Diners can keep the limited edition dining ware and other paraphernalia like crystal glasses, tableware sets and sleeper suits, that will also be delivered.
To recreate the SIA experience, a digital guide on heating and plating the dish will be provided.
Diners can also watch aircraft cabin videos and listen to a curated playlist to complete the experience.
SIA Facilities Tours
SIA will be opening its facilities for the public to tour for two weekends in November (21, 22 and 28, 29), with bookings commencing from 1 November.
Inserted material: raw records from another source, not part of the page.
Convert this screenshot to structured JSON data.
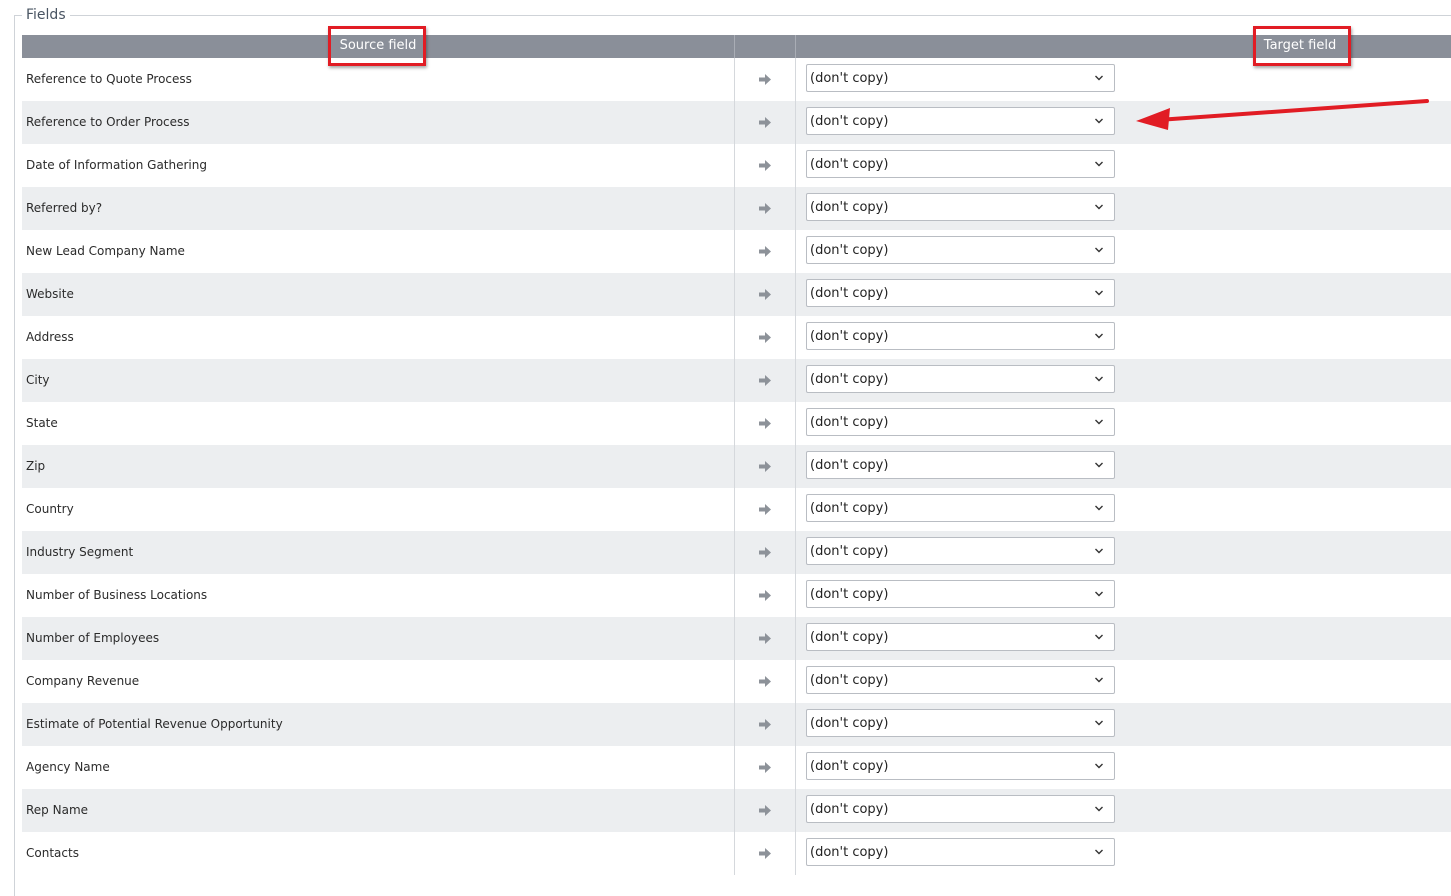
{
  "section": {
    "legend": "Fields"
  },
  "table": {
    "source_header": "Source field",
    "target_header": "Target field",
    "rows": [
      {
        "source": "Reference to Quote Process",
        "target": "(don't copy)"
      },
      {
        "source": "Reference to Order Process",
        "target": "(don't copy)"
      },
      {
        "source": "Date of Information Gathering",
        "target": "(don't copy)"
      },
      {
        "source": "Referred by?",
        "target": "(don't copy)"
      },
      {
        "source": "New Lead Company Name",
        "target": "(don't copy)"
      },
      {
        "source": "Website",
        "target": "(don't copy)"
      },
      {
        "source": "Address",
        "target": "(don't copy)"
      },
      {
        "source": "City",
        "target": "(don't copy)"
      },
      {
        "source": "State",
        "target": "(don't copy)"
      },
      {
        "source": "Zip",
        "target": "(don't copy)"
      },
      {
        "source": "Country",
        "target": "(don't copy)"
      },
      {
        "source": "Industry Segment",
        "target": "(don't copy)"
      },
      {
        "source": "Number of Business Locations",
        "target": "(don't copy)"
      },
      {
        "source": "Number of Employees",
        "target": "(don't copy)"
      },
      {
        "source": "Company Revenue",
        "target": "(don't copy)"
      },
      {
        "source": "Estimate of Potential Revenue Opportunity",
        "target": "(don't copy)"
      },
      {
        "source": "Agency Name",
        "target": "(don't copy)"
      },
      {
        "source": "Rep Name",
        "target": "(don't copy)"
      },
      {
        "source": "Contacts",
        "target": "(don't copy)"
      }
    ]
  },
  "icons": {
    "row_arrow": "arrow-right-icon",
    "dropdown": "chevron-down-icon",
    "annotation": "red-pointer-arrow"
  },
  "colors": {
    "header_bg": "#8a8f99",
    "alt_row_bg": "#eceef0",
    "highlight": "#e11c24"
  }
}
The tour will feature SIA’s latest cabin products and flight simulation training, conducted free-of-charge and available on reservation’s basis.
Visitors can also pay for additional experiences such as using the flight simulator, dressing up as a junior cabin crew, learning about SIA wines from air sommeliers, and achieving the Singapore Girl look in a guided workshop.
The SIA canteen will also be open to diners, serving in-flight food for a fee. Air miles can be earned for food or merchandise purchased via SIA’s KrisPay app.
Since the start of Covid-19, SIA — once a superstar of the aviation industry — has been bleeding revenue as international flight pathways close.
Revenue for the group has plunged 79.3 per cent to S$851 million year on year, and over 2,400 SIA staff were affected by job cuts in a mass retrenching exercise earlier this month.
Last week, SIA pilots reportedly took pay cuts of more than 50 per cent in order to keep their jobs.
Although SIA’s suite of products are admirable given the drought Covid-19 has wrought on the aviation industry, it can hardly heal the wound that has been dealt to the aviation industry.
However, green lanes are gradually opening up and Singapore is in the midst of negotiations with countries like Hong Kong to reopen travel airways.
Additionally, Minister for Transport Ong Ye Kung told reporters that Singapore cannot take for granted that it will remain an aviation hub even when the pandemic ends.
Whether or not SIA can subsist until a vaccine is found will depend on the viability of air travel amidst a global pandemic.